Reactive Systems
If it isn't already abundantly clear, we have a growing dependence on software, whether it be the devices we use or the products we use them with. Consequently that also means that there is similar growth in the amount of demand on the software we build. Today's software engineers often revel in the war stories of times where the sheer volume of requests or data was so high it often meant seconds of latency for the user, hours of downtime, nightmareish oncall/rollout schedules, or often times all of the above!
Despite these roadblocks, that doesn't mean the growth in demand has slowed down. Users expect milisecond response times and 100% uptime, and the amount of data we need to process is changed from gigabytes to terabytes to petabytes and beyond. So how have we managed to keep up?
Historically, it's been the responsibility of the developer to address these scale problems independently. But as it turns out, there is a lot of overlap in the patterns and principles employed to address these problems no matter the domain or scale. This realization led to the emergence of reactive systems—a set of principles and patterns that help us build applications capable of handling uncertainty, failure, and dynamic load while maintaining responsiveness (see the Reactive Manifesto).
In practice, a reactive system is often designed to operate across multiple compute nodes where the interactions, data, and responsibilities are distributed. This is why the principles of reactive systems are often associated with distributed computing. With that in mind, there's a question that's begging to be asked:
Why is a JavaScript library (which is inherently single-threaded and not distributed) concerning itself with a distributed computing paradigm?
JavaScript on the server has over time found its footing through the introduction of environments like NodeJS, Cloudflare Workers, or fullstack frameworks like NextJS. The novelty of being able to use the same dependencies, tooling, and language for both the frontend and the system that supports it has become a core strength of the ecosystem and is largely why it has become the language of choice for so many developers.
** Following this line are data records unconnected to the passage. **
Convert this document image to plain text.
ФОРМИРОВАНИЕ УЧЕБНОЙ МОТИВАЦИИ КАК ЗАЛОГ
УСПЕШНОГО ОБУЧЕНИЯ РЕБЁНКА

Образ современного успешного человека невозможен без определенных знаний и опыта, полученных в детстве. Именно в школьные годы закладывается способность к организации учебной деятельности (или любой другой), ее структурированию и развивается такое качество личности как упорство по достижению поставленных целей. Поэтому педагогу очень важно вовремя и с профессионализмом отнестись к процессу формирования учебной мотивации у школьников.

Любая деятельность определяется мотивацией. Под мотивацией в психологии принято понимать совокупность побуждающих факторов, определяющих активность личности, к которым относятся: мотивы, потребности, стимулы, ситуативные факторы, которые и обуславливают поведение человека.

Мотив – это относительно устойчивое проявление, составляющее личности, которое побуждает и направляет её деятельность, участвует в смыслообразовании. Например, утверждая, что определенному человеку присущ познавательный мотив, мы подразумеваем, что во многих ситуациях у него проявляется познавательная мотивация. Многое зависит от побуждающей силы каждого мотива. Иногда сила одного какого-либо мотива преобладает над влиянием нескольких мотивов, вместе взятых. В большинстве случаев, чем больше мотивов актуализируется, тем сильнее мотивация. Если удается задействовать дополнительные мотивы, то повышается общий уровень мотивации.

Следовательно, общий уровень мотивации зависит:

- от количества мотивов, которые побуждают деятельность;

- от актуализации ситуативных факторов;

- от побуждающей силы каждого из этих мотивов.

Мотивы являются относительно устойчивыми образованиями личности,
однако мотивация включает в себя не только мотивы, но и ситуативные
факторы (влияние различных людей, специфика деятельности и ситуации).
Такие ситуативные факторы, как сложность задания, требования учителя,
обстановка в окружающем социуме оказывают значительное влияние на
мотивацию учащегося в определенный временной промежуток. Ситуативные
The cracks start to show when JS on the server is used at scale, either by way of volume or the complexity of the application. The concepts and patterns related to a "reactive system" were born out of a need to coordinate massive amounts of volume and complexity across multiple domains, services, and compute nodes. In the process of trying to solve these multi-faceted problems, there have been a number of advances in the way we think about building systems that don't pay any mind to how the actual system is built. Namely things like how we:
- Organize business logic
- Decouple independent components
- Optimize for things like throughput or consistency
At first glance, these concepts might seem like they belong exclusively to the world of large-scale distributed systems. But the truth is, the challenges that reactive systems solve—managing complex state, coordinating asynchronous operations, handling failure gracefully—are universal concerns in modern application development.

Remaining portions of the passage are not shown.